A dinner party in one of my favourite houses in Suffolk. Elizabethan, but with high ceilings, a moat with a narrow bridge, a garden as good as Shakespeare. Inside, the romantic atmosphere of second marriages: his children, her children and a tapestry of in-laws, young newlyweds, recently engaged couples and grandchildren.
On my right is the father of the bride who married the son of the hostess last summer. I’m pleased because my neighbour is a farmer in Oxfordshire and I like to compare notes: acres under the plough, wheat varieties, stewardship levels, diversification schemes. After two glasses of Champagne, I don’t make the transition from acre to hectare with ease, so I struggle to calculate yields. But then, my fellow farmer tells me something that wakes me up: his best ‘cash crop’ is the opium poppy. He now grows 50 acres, and each year, he increases that.
There are now more than 8,000 acres of poppy fields under cultivation in England. In a scene worthy of James Bond, the location of these fields is kept secret and the growers are issued letters by the Home Office confirming the size and location of the crop, which they present to their local police station. I know that farmers are an insular lot, but this is a revelation to me. Between the salad frisée and the venison bourguignon, I discover that, for the past eight years, farmers have been cultivating increasing amounts of opium poppies for medicinal use. The poppies, the same ones that the illegal Class
A drug heroin is derived from, are used to produce legal morphine for the NHS. It seems there’s a worldwide shortage of medical morphine. Anyone can grow opium poppies because the crop isn’t controlled by legislation— only the processing of the plant to extract narcotic material is against the law. Farmers in the UK are all contracted by the Edinburgh pharmaceutical company Macfarlan Smith, the country’s only manufacturer of organic narcotic materials.

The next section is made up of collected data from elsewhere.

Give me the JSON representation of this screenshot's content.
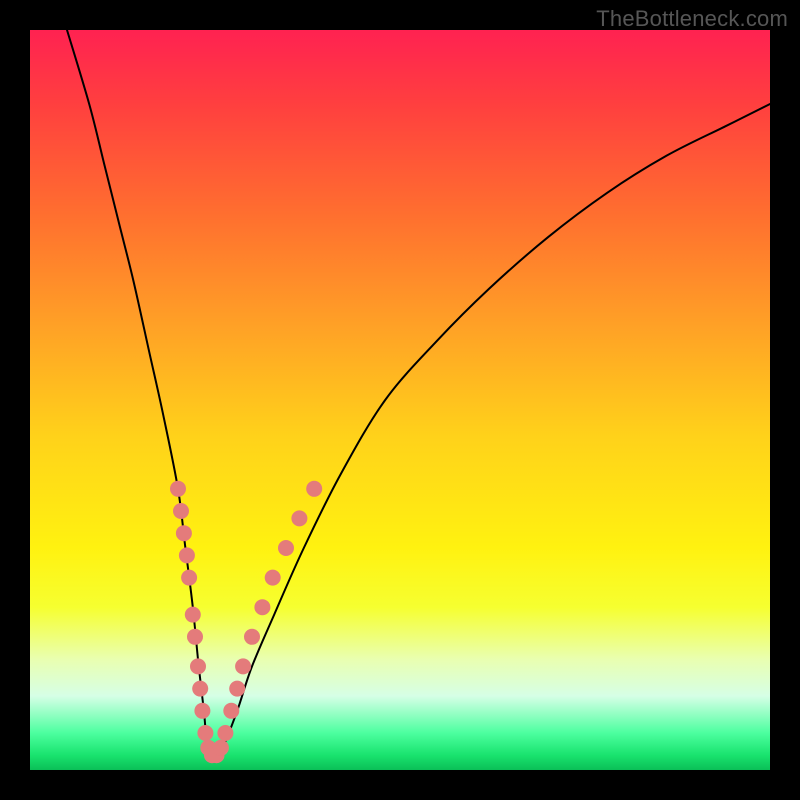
{
  "watermark": "TheBottleneck.com",
  "colors": {
    "background_frame": "#000000",
    "curve_stroke": "#000000",
    "marker_fill": "#e47b7b",
    "gradient_top": "#ff2251",
    "gradient_mid": "#ffd21a",
    "gradient_bottom": "#0bbf57"
  },
  "chart_data": {
    "type": "line",
    "title": "",
    "xlabel": "",
    "ylabel": "",
    "xlim": [
      0,
      100
    ],
    "ylim": [
      0,
      100
    ],
    "grid": false,
    "legend": false,
    "series": [
      {
        "name": "bottleneck-curve",
        "x": [
          5,
          8,
          10,
          12,
          14,
          16,
          18,
          20,
          21,
          22,
          22.8,
          23.5,
          24,
          25,
          26,
          28,
          30,
          33,
          37,
          42,
          48,
          55,
          62,
          70,
          78,
          86,
          94,
          100
        ],
        "y": [
          100,
          90,
          82,
          74,
          66,
          57,
          48,
          38,
          30,
          22,
          14,
          8,
          3,
          2,
          3,
          8,
          14,
          21,
          30,
          40,
          50,
          58,
          65,
          72,
          78,
          83,
          87,
          90
        ]
      }
    ],
    "markers": {
      "name": "highlighted-points",
      "points": [
        {
          "x": 20.0,
          "y": 38
        },
        {
          "x": 20.4,
          "y": 35
        },
        {
          "x": 20.8,
          "y": 32
        },
        {
          "x": 21.2,
          "y": 29
        },
        {
          "x": 21.5,
          "y": 26
        },
        {
          "x": 22.0,
          "y": 21
        },
        {
          "x": 22.3,
          "y": 18
        },
        {
          "x": 22.7,
          "y": 14
        },
        {
          "x": 23.0,
          "y": 11
        },
        {
          "x": 23.3,
          "y": 8
        },
        {
          "x": 23.7,
          "y": 5
        },
        {
          "x": 24.1,
          "y": 3
        },
        {
          "x": 24.6,
          "y": 2
        },
        {
          "x": 25.2,
          "y": 2
        },
        {
          "x": 25.8,
          "y": 3
        },
        {
          "x": 26.4,
          "y": 5
        },
        {
          "x": 27.2,
          "y": 8
        },
        {
          "x": 28.0,
          "y": 11
        },
        {
          "x": 28.8,
          "y": 14
        },
        {
          "x": 30.0,
          "y": 18
        },
        {
          "x": 31.4,
          "y": 22
        },
        {
          "x": 32.8,
          "y": 26
        },
        {
          "x": 34.6,
          "y": 30
        },
        {
          "x": 36.4,
          "y": 34
        },
        {
          "x": 38.4,
          "y": 38
        }
      ]
    }
  }
}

Perhaps it was the New Zealand Pinot Noir—my drug of choice—but I was dumbfounded by this information. Not because I begrudge my fellow farmers a steady source of income, but because there’s something here that doesn’t make sense.

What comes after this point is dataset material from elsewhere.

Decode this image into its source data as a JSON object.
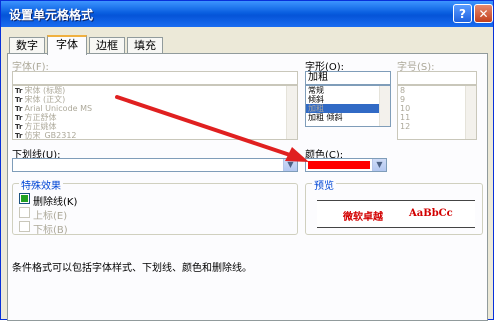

In Afghanistan, British troops are fighting a ferocious and lethal war to eradicate the country’s opium-poppy crop, the trade that funds Taliban-backed terrorism. And eight years on, poppy cultivation is higher than ever, especially in Helmand Province, the source of the heroin that’s sold on the streets in Britain.
It’s hard to imagine anything dopier than Gordon Brown’s pronouncements on ‘eradication of the poppy trade’ in Afghanistan, which provides more than half that country’s GDP, unless it’s his chants about winning a war in that poor, impenetrable country where Britain has never won a war. No invaders have. Common sense and a little history point to two things. Accept that the British campaign to rid Afghanistan of opium hasn’t worked. In fact, President Obama’s ‘man in Afghanistan’
Richard Holbrooke described it as the ‘most wasteful and ineffective programme I have seen in 40 years’. It seems obvious that now we should allow pharmaceutical companies to buy all the opium crop produced in Afghanistan. So what if the more you buy, the more they’ll grow. The price will drop and they’ll diversify into pomegranates. Second: get out of Afghanistan. We can try to negotiate with feuding warlords and the Taliban, invite them to Hilton hotels for summits. But don’t let any more of our troops die trying to turn that mountainous region into a western fairytale of democracy.
At least, that’s how it looks here on Cold Comfort Farm. My fellow farmers may be unhappy to surrender their best cash crop, but it’s a small price to pay if it brings the troops home.